Miss Ethel had been the proprietor of the establishment where his Ma had worked after he was born, after all. She had been a foul-mouthed woman who did everything she could to keep her girls safe, and when Aileen Faraday had shown up on her doorstep with an infant and in need of work, with few skills other than needlepoint, she had barely blinked an eye. Instead, she had simply added Aileen to her roster and never said the first word to anyone about where Joshua was growing up. When he was four and Aileen died, Miss Ethel had tried to keep him on for nearly a year, finding little odd jobs for him to do around the place for a good year or so. But eventually there had been two very good reasons why she had written to Monsieur Robicheaux and asked him to retrieve his child: money was always a lean thing, even for someone in this particular profession, making it damn difficult thing also feed someone who couldn’t help themselves. The other reason had been kin to the first: Miss Ethel also wasn’t about to add him to the roster, not at five years old, no matter how many twisted men asked her about it, because Miss Ethel was a classy lady, damn it, and she had been his first surrogate mother.

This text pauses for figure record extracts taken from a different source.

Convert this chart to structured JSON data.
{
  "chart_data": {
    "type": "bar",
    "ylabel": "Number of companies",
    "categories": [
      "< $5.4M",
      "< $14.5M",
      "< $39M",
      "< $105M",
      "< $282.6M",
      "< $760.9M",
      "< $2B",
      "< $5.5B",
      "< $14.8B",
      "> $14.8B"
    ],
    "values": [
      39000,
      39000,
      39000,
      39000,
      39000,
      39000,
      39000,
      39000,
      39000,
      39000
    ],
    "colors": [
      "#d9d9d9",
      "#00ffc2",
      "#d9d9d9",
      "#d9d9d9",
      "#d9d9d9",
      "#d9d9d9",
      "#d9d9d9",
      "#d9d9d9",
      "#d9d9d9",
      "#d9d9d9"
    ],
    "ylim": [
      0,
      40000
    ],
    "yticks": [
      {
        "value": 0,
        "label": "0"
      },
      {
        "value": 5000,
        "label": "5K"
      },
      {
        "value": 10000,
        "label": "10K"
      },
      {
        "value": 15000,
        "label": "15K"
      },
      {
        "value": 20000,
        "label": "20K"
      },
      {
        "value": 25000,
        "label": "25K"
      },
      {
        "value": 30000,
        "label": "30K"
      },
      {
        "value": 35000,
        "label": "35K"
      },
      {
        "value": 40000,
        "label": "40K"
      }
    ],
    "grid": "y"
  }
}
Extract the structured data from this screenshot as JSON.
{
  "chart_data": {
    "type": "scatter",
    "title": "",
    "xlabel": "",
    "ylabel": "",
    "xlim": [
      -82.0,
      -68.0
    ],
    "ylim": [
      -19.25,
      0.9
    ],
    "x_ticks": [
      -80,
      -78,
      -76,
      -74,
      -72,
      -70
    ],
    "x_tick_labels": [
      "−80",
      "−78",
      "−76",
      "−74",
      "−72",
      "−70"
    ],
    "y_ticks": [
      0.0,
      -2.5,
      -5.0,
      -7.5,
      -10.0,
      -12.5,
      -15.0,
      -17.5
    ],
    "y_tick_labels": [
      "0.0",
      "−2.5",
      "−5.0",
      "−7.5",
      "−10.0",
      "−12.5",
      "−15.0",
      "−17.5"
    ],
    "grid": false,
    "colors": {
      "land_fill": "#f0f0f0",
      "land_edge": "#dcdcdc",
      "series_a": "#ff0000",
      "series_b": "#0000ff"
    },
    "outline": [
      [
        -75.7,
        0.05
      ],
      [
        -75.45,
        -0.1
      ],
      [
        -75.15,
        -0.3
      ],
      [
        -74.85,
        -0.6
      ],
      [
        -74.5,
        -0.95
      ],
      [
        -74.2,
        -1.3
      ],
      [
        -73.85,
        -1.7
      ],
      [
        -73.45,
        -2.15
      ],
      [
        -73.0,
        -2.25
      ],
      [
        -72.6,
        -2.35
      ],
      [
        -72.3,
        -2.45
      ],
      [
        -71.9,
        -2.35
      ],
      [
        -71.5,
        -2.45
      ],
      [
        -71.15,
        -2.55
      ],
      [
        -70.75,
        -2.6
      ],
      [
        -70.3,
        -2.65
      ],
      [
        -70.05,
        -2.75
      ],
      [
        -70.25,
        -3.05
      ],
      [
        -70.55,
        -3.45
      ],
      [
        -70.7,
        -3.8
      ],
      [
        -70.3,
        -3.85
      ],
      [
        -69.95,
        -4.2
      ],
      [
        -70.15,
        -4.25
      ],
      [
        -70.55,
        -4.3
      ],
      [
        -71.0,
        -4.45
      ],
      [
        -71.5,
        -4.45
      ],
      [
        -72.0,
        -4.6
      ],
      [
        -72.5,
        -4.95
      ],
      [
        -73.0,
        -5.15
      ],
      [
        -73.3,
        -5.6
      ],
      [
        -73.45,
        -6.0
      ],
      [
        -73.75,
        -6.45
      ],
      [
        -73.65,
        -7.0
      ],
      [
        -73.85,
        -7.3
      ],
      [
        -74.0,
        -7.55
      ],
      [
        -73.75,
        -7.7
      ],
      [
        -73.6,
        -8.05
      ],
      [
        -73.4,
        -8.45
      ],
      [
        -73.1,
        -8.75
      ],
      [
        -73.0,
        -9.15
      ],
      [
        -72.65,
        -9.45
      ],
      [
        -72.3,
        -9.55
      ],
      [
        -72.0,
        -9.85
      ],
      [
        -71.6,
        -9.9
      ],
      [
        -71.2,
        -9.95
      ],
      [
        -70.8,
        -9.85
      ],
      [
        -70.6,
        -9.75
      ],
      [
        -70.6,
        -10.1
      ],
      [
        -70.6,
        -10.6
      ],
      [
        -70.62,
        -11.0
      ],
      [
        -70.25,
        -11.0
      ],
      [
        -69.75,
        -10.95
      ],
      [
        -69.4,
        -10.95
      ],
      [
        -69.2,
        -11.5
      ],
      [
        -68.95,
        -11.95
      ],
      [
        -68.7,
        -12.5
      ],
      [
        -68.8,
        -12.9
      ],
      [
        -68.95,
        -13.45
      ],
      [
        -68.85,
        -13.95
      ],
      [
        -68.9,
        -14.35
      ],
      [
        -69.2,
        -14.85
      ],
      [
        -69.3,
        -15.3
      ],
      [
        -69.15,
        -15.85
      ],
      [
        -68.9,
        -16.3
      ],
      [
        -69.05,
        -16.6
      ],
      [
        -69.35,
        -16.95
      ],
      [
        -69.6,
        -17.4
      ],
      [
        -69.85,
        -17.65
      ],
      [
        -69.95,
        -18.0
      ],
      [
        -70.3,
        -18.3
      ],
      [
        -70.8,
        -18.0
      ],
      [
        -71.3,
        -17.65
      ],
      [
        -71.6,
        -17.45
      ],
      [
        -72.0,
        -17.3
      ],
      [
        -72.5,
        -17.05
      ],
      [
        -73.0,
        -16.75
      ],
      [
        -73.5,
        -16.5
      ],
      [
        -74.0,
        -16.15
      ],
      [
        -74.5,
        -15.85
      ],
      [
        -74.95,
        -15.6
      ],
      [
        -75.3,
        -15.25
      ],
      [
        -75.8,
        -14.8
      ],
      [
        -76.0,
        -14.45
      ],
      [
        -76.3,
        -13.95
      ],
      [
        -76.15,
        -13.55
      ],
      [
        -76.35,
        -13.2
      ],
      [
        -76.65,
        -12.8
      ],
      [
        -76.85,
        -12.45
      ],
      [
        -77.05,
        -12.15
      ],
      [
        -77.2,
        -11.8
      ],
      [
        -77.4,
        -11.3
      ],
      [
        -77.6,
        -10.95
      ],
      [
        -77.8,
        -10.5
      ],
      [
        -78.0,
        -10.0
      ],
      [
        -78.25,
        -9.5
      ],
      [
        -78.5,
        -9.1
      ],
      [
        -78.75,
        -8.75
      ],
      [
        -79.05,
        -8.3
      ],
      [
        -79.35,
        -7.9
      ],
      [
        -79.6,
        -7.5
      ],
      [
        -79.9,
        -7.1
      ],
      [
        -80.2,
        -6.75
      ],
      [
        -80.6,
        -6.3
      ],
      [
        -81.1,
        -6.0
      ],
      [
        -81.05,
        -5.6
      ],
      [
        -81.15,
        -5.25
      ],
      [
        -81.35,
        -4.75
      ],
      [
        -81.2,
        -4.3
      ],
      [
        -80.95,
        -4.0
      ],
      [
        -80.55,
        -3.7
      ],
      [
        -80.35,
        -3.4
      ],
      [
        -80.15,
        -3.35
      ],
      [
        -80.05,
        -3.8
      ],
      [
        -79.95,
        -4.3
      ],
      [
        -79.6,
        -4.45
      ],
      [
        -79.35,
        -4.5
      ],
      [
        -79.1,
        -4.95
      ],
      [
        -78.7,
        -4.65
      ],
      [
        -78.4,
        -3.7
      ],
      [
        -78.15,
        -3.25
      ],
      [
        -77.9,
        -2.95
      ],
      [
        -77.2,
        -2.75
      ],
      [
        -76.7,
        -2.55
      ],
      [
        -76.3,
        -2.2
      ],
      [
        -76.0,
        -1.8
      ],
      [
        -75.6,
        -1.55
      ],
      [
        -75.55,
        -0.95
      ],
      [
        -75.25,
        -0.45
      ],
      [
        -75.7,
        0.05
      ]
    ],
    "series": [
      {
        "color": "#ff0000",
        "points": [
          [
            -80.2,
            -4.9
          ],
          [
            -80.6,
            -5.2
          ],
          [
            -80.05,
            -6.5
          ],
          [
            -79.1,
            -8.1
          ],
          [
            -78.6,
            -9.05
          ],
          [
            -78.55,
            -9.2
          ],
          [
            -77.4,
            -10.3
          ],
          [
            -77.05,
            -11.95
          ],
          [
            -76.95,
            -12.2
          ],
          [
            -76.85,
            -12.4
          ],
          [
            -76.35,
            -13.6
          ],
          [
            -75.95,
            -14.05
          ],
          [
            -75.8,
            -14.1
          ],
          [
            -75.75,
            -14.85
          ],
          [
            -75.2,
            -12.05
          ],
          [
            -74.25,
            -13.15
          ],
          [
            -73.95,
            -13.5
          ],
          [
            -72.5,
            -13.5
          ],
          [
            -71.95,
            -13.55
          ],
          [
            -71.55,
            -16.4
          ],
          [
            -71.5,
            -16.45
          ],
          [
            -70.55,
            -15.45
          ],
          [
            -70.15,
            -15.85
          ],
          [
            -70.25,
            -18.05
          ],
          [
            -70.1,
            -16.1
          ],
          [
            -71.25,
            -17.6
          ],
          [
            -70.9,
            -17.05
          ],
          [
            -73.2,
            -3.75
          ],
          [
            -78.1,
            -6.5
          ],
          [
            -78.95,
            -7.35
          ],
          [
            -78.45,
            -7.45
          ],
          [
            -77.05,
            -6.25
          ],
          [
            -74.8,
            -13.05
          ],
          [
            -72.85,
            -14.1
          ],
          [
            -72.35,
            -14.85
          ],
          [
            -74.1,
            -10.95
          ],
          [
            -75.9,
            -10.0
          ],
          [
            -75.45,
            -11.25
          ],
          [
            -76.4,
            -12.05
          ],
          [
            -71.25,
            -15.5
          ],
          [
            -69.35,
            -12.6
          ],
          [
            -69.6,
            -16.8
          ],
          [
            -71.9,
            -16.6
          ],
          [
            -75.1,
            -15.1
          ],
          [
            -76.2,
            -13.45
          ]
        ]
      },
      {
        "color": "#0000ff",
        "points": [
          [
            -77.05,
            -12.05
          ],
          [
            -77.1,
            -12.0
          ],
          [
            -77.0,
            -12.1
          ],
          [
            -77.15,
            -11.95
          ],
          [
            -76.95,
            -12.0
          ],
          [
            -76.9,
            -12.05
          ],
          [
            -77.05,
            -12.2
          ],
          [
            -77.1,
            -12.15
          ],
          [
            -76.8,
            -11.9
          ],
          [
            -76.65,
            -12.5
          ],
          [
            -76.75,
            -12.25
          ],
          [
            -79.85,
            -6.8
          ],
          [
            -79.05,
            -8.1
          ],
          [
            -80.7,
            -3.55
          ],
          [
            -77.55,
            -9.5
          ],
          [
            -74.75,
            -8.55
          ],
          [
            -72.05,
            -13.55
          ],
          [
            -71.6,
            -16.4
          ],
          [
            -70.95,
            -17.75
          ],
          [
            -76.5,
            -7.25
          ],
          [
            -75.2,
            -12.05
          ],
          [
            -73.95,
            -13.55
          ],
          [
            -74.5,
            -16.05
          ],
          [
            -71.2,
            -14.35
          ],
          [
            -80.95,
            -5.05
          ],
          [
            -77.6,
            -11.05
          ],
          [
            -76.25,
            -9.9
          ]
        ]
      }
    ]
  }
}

After he and his brother had parted ways eight years ago, the first place he had drifted was Missouri and, more specifically, Miss Ethel’s. He only knew a single one of the ladies working there at that point, Miss Ethel’s own daughter, Miss Jane, but Miss Ethel had still been there. After some introductions and disbeliefs, she had even shown him where his Ma was buried, and he had given her every single penny he could spare for all the help she had given him over the years. It had been then that she had told him why she had shipped him off to Louisiana, with the firm belief that she had probably saved his life doing that. Maybe she even had. Of course, Miss Ethel had died less than a year later, leaving him with only his brother to name as family… and only barely that. He still sent money back to the establishment when he could spare it, about every couple of months, because Miss Ethel’s daughter was running the place now and, being of a similar age, they had played together before he’d been shipped off to Louisiana. He still considered Miss Jane one of his few friends in this world, such as he actually had friends.

But childhood playmates did not a family make.

[section=Footer Notes]13 January 2017

I’m sorry.

Okay, no, I need a longer note than this. This was always going to be a painful thing to post. Wicked Ones is darker than just about anything else I’ve ever written. A lot of this is because I guess I started working out some of my own history and issues out through Joshua…

But a lot of it came down to a premise I had during NaNoWriMo: “Shut up and let Mean Faraday talk.”